Re: reprocessing messages in kafka

Posted by Oleg Ruchovets <or...@gmail.com>.
I try to resolve such behavior:
    suppose storm consumes messages from kafka. In case part of it's
consumers crashed for any reasons and as a result didn't succeed to process
the consumed messages. But if it is impossible after recover to reprocess
these messages the system will not be robust and it has data integrity
issues.

That is why I try to understand what is the Kafka capabilities. I just
don't know what is the best practice to do it.
May be it is a matter of configuration ?

Please advice.
Thanks
Oleg.


On Thu, Aug 1, 2013 at 1:31 AM, Milind Parikh <mi...@gmail.com>wrote:

> It is possible to consume the same message more than once with the same
> consumer. However WHAT you actually do with the message (such as idempotent
> writes) is the tricker part.
>
> Regards
> Milind
>
>
>
> On Wed, Jul 31, 2013 at 8:22 AM, Oleg Ruchovets <oruchovets@gmail.com
> >wrote:
>
> > Hi ,
> >
> > I just don't know which mail list is correct to post this question( storm
> > or kafka)? Sorry for cross post.
> >
> >     I just read the documentation which describe guaranteed message
> > processing with storm -
> > https://github.com/nathanmarz/storm/wiki/Guaranteeing-message-processing
> .
> >
> > The question actually what will be with the message which was consumed by
> > storm and it is failed to process. In case I'll use anchoring technique ,
> > trying to process the message the second time:  will this be available in
> > kafka ( I am using storm-kafka spout)?
> >
> > I mean Is it possible to consume the same message in kafka more then one
> > time with the same consumer?
> >
> > Thanks
> > Oleg.
> >
>

Re: reprocessing messages in kafka

Posted by Milind Parikh <mi...@gmail.com>.
It is possible to consume the same message more than once with the same
consumer. However WHAT you actually do with the message (such as idempotent
writes) is the tricker part.

Regards
Milind



On Wed, Jul 31, 2013 at 8:22 AM, Oleg Ruchovets <or...@gmail.com>wrote:

> Hi ,
>
> I just don't know which mail list is correct to post this question( storm
> or kafka)?

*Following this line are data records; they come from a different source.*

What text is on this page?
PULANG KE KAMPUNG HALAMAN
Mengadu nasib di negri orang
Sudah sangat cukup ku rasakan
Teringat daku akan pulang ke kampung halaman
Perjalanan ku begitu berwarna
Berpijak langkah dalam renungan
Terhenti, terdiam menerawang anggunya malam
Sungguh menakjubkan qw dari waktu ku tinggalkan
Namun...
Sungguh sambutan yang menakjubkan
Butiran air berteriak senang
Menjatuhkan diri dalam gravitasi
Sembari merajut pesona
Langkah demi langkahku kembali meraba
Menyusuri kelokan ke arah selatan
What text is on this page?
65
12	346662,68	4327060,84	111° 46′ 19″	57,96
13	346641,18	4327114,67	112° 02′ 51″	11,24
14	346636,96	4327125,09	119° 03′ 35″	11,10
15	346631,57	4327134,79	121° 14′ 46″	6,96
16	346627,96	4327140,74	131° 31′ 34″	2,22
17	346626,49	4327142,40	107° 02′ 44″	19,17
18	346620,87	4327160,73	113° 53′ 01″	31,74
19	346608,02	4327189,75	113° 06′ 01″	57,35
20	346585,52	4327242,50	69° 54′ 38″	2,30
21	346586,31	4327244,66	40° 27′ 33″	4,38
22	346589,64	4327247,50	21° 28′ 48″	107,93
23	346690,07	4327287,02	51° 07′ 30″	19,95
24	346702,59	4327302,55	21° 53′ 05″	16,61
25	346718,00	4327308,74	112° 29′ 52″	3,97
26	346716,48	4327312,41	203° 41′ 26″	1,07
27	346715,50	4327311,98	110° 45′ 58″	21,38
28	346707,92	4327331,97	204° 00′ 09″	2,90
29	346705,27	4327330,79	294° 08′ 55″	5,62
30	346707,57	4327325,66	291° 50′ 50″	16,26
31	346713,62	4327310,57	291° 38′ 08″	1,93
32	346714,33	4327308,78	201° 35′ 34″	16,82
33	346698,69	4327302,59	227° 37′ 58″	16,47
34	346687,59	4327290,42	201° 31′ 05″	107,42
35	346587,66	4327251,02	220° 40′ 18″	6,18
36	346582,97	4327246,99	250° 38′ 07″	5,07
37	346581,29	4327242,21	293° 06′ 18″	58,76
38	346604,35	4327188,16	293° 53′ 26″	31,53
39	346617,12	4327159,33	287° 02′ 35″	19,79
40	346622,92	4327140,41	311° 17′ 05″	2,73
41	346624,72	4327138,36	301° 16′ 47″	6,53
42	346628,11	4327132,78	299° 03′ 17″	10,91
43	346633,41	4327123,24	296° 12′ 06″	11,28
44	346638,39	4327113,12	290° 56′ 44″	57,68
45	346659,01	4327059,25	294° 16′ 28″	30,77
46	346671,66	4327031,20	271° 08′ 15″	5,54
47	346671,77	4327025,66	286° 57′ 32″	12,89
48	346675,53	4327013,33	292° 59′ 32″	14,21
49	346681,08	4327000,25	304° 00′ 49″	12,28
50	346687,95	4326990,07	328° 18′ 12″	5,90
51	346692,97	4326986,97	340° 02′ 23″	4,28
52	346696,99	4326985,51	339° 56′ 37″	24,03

Sorry for cross post.
>
>     I just read the documentation which describe guaranteed message
> processing with storm -
> https://github.com/nathanmarz/storm/wiki/Guaranteeing-message-processing.
>
> The question actually what will be with the message which was consumed by
> storm and it is failed to process. In case I'll use anchoring technique ,
> trying to process the message the second time:  will this be available in
> kafka ( I am using storm-kafka spout)?
>
> I mean Is it possible to consume the same message in kafka more then one
> time with the same consumer?
>
> Thanks
> Oleg.
>